Today’s paper also introduces a slightly adjusted definition of operational risk, looks at a range of advanced approaches to calculating an op risk capital charge, and sets out the regulators’ views on possibly allowing op risk insurance a role in reducing the charge for those banks using advanced approaches.
The regulators originally estimated on the basis of a sample of firms that banks on average allocated 20% of their economic capital to operational risk. Economic capital is capital that a bank sets aside on the basis of its own assessment of the risks it faces, as distinct from capital reserve rules laid down by regulators.
Many banks objected that this figure was far too high. The Basel regulators said in June that they accepted the criticism, and earlier this month supervisors said the figure would be below 15%.
The working paper says preliminary analysis indicates a 12% figure. This provides a so-called alpha factor used in the basic approach to calculating an op risk charge, in the range of 17-20% of a bank’s gross income.
The basic indicator approach is the simplest of the three-stage menu of approaches to calculating op risk capital charges proposed under Basel II. In line with Basel II’s risk-sensitive philosophy, the more complex the approach used by a bank, the lower will be its capital charge.
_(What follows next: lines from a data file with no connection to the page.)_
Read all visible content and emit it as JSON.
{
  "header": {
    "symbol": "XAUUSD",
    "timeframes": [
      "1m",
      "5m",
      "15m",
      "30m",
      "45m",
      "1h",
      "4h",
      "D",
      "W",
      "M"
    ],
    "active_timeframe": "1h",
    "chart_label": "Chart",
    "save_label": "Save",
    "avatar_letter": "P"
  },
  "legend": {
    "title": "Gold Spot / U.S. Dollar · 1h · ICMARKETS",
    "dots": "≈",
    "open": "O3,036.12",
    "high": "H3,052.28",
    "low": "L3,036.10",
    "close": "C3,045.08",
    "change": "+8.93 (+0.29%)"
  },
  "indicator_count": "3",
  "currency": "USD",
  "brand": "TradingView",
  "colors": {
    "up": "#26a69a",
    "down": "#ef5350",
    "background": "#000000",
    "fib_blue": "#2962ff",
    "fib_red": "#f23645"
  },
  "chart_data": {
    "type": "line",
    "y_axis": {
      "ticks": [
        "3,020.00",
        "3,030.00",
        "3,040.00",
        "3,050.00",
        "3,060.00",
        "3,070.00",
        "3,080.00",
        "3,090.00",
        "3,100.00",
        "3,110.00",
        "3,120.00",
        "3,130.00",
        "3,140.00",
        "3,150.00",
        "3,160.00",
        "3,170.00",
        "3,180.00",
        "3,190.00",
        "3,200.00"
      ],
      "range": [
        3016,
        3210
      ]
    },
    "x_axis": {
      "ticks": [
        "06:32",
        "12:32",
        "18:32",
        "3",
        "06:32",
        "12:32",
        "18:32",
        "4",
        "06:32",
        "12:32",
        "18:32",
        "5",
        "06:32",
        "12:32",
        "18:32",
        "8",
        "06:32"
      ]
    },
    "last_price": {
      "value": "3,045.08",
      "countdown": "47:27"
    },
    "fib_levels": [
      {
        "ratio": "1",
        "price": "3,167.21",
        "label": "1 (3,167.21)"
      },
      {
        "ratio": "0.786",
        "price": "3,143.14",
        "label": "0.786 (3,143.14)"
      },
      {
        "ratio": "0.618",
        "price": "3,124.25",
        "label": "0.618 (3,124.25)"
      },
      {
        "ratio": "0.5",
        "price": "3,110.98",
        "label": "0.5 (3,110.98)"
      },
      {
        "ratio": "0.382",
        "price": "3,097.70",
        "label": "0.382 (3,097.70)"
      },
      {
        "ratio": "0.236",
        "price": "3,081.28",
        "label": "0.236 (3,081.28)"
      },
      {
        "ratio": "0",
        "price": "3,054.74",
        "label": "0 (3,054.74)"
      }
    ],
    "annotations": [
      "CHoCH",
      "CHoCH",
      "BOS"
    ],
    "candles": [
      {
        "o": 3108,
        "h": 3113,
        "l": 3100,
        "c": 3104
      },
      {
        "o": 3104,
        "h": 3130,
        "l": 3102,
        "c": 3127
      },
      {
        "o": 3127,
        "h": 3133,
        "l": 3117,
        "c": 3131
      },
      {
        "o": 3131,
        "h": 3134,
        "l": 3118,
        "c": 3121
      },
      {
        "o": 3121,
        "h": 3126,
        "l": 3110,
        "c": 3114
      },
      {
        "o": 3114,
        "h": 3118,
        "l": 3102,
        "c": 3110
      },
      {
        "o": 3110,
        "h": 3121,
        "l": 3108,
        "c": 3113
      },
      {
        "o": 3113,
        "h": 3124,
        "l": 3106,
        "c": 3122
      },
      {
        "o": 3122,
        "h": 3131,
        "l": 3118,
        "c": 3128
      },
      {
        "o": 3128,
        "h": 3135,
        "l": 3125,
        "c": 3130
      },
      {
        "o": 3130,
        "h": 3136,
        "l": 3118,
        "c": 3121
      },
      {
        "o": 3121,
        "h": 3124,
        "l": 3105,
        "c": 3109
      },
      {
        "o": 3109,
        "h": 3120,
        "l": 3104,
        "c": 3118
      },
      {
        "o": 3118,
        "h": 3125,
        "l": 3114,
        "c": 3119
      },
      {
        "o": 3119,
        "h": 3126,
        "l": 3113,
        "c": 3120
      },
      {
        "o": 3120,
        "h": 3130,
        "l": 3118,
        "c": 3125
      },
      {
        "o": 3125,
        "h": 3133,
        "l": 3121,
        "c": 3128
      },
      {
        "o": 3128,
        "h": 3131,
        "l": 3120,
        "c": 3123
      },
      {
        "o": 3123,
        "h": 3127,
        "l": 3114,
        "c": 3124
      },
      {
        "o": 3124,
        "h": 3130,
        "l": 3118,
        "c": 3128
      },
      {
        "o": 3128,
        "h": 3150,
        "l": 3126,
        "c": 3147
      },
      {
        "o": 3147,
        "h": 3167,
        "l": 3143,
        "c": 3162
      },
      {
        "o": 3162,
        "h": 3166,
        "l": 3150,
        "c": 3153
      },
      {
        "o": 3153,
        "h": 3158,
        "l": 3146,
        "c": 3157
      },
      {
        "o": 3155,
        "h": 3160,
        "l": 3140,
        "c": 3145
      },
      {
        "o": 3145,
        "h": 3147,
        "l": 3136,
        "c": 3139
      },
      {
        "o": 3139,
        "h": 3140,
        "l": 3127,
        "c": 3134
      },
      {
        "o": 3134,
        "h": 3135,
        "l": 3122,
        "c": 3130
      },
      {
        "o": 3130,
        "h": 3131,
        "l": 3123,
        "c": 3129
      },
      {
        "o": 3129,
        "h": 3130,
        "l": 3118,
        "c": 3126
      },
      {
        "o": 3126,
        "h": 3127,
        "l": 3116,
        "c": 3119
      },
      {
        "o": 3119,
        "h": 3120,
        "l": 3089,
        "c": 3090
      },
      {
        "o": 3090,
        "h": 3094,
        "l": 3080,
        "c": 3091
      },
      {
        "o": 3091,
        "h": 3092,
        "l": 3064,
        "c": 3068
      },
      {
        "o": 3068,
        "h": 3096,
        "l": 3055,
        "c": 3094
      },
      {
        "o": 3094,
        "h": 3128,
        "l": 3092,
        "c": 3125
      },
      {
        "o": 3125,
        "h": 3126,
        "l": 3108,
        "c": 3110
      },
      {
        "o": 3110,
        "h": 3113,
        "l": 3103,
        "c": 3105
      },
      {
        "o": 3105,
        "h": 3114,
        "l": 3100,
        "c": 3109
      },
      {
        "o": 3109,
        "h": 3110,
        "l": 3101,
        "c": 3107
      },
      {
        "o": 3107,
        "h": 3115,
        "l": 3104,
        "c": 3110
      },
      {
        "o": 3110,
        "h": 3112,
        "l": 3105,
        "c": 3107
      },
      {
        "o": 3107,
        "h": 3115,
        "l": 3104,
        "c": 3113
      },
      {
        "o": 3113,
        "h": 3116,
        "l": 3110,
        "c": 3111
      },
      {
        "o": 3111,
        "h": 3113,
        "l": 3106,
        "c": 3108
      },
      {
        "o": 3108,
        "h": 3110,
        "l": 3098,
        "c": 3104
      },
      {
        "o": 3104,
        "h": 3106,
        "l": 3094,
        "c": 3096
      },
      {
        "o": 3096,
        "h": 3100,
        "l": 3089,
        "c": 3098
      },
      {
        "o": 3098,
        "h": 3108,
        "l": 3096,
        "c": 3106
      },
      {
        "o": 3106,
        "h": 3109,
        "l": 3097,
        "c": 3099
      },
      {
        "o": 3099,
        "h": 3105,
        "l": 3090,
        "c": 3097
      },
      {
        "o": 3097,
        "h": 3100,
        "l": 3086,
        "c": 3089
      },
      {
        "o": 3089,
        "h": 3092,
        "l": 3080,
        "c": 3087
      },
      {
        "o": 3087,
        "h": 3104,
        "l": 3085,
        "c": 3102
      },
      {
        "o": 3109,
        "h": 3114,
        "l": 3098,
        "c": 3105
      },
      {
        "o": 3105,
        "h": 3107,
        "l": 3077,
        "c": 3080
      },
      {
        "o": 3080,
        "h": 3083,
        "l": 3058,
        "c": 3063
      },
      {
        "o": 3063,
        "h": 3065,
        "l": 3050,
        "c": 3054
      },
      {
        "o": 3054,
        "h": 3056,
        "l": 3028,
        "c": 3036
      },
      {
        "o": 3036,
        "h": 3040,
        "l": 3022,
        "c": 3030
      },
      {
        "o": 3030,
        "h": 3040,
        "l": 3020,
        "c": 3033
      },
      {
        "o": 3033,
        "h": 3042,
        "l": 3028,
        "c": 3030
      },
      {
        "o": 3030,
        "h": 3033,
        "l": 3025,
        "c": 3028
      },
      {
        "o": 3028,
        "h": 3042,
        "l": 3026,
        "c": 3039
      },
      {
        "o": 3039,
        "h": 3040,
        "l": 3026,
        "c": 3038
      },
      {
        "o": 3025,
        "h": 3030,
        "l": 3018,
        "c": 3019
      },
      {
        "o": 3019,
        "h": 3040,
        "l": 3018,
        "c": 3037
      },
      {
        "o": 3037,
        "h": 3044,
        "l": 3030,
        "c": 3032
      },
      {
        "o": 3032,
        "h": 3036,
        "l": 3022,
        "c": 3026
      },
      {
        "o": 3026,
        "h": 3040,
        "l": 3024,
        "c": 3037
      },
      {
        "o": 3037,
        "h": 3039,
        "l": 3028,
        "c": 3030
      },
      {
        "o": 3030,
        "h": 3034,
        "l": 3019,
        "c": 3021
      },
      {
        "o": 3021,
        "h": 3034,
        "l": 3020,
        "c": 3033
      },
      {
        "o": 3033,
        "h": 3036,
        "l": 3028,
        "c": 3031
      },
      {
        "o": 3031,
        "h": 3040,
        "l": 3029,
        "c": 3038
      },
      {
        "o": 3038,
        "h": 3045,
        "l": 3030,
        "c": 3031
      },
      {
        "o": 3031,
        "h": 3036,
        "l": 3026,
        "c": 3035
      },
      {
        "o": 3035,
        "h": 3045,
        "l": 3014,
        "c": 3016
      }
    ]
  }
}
The paper’s analysis suggests the beta factors used in the more complex second stage – the standardised approach – fall around the 17-20% range of the alphas. Under the standardised approach banks are divided into business lines and the beta factors applied to those lines.
The regulators specify a preliminary floor for banks using the advanced measurement approaches to be set at 75% of the capital requirement under the standardised approach, which implies a capital level of 9% of minimum regulatory capital under the advanced measurement approaches.
Banks will use their own loss data and internal risk models under the advanced approaches that are the most complex of the three stages.
As expected, the regulators have dropped their reference to direct and indirect losses in their definition of operational risk. The definition now reads: “The risk of loss resulting from inadequate or failed internal processes, people and systems or from external events.”